An awesome day to contemplate, though to tell the truth, I didn’t think about it much until tonight. My little sister, Janet, woke me up with a phone call and said, “Turn on your TV, now.” I tuned in just in time to watch the second tower hit and remained glued to the tube the rest of the day. It was Kennedy, Martin Luther King, and a few other national disasters all over again, with the same, mind killing lack of information, perspective and grasp heaped in vast quantities over my captured attention riveted to the tube — which I no longer watch.
The attack was overwhelming in it’s completeness and savagery, sophistication and sheer genius. My country, the biggest and bestest, was totally unprepared, reacted poorly, and lurched into the unknown future without leadership or accountability.
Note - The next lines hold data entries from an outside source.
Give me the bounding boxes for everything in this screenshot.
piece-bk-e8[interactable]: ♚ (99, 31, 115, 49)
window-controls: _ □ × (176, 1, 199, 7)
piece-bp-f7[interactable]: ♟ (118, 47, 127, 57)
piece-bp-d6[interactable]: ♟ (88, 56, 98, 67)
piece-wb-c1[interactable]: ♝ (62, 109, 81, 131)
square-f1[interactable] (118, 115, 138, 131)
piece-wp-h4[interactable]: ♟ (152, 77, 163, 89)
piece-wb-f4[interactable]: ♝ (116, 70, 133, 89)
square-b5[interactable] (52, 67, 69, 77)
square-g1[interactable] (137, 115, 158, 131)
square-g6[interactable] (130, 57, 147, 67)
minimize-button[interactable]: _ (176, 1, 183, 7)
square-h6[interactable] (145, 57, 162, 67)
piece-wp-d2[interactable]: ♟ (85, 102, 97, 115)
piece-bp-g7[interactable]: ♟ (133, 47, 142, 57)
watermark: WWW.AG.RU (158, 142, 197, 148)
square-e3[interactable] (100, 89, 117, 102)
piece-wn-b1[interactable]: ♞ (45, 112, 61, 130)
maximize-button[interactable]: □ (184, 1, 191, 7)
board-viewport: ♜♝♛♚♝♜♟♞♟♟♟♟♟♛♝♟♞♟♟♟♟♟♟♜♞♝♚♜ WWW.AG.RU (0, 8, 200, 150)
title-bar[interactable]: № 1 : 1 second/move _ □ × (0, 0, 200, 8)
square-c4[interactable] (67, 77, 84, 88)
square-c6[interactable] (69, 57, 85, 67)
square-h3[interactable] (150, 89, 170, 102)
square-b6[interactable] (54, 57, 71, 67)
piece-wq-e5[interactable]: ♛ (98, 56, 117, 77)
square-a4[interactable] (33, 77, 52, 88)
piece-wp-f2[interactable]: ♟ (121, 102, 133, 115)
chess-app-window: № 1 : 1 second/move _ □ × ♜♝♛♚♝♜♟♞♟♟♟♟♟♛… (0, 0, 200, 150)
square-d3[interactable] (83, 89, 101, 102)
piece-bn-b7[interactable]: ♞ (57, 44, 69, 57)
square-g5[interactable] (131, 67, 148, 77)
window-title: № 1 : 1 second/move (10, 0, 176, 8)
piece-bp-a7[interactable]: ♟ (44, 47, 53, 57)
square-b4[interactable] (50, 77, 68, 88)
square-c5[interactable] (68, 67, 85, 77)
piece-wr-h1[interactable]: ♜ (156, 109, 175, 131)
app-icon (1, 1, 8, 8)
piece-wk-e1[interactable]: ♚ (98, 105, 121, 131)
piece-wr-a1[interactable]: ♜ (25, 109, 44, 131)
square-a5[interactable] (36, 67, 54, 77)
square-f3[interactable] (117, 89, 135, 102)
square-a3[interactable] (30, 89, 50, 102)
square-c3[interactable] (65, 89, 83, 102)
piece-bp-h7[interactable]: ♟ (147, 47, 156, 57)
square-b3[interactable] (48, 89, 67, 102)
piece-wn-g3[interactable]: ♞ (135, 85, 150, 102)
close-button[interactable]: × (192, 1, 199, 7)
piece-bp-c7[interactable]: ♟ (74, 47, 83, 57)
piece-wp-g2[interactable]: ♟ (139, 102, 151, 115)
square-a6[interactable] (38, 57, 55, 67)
Eighteen years later, I don’t feel one bit safer or better prepared to cope with the world’s dangers than I did on 9/12/01. It’s worse, if anything.
The leadership was bad then and it’s worse now. The conditions on the planet are far worse than they were then: climate, population, wealth mis-distribution, health, failing education, and a never ending list of ‘things’ that can’t be done because of our mismanaged money and human capital.
I’m older and more cynical, to be sure, but I don’t think I’m wrong in my assessment of where we are today. The very wealthy still own and run everything — from China to Luxembourg — for their own selfish and greedy desires — and have even more of it than 2001. There are nearly a billion more people to feed. The oceans and atmosphere are dying from man-made pollution. There is no cohesive movement on the planet that can physically address any of it. Violence — individual more than collective — is increasing daily with no hope of diminishing. Stability of any sort is ever less probable in any part of our daily lives.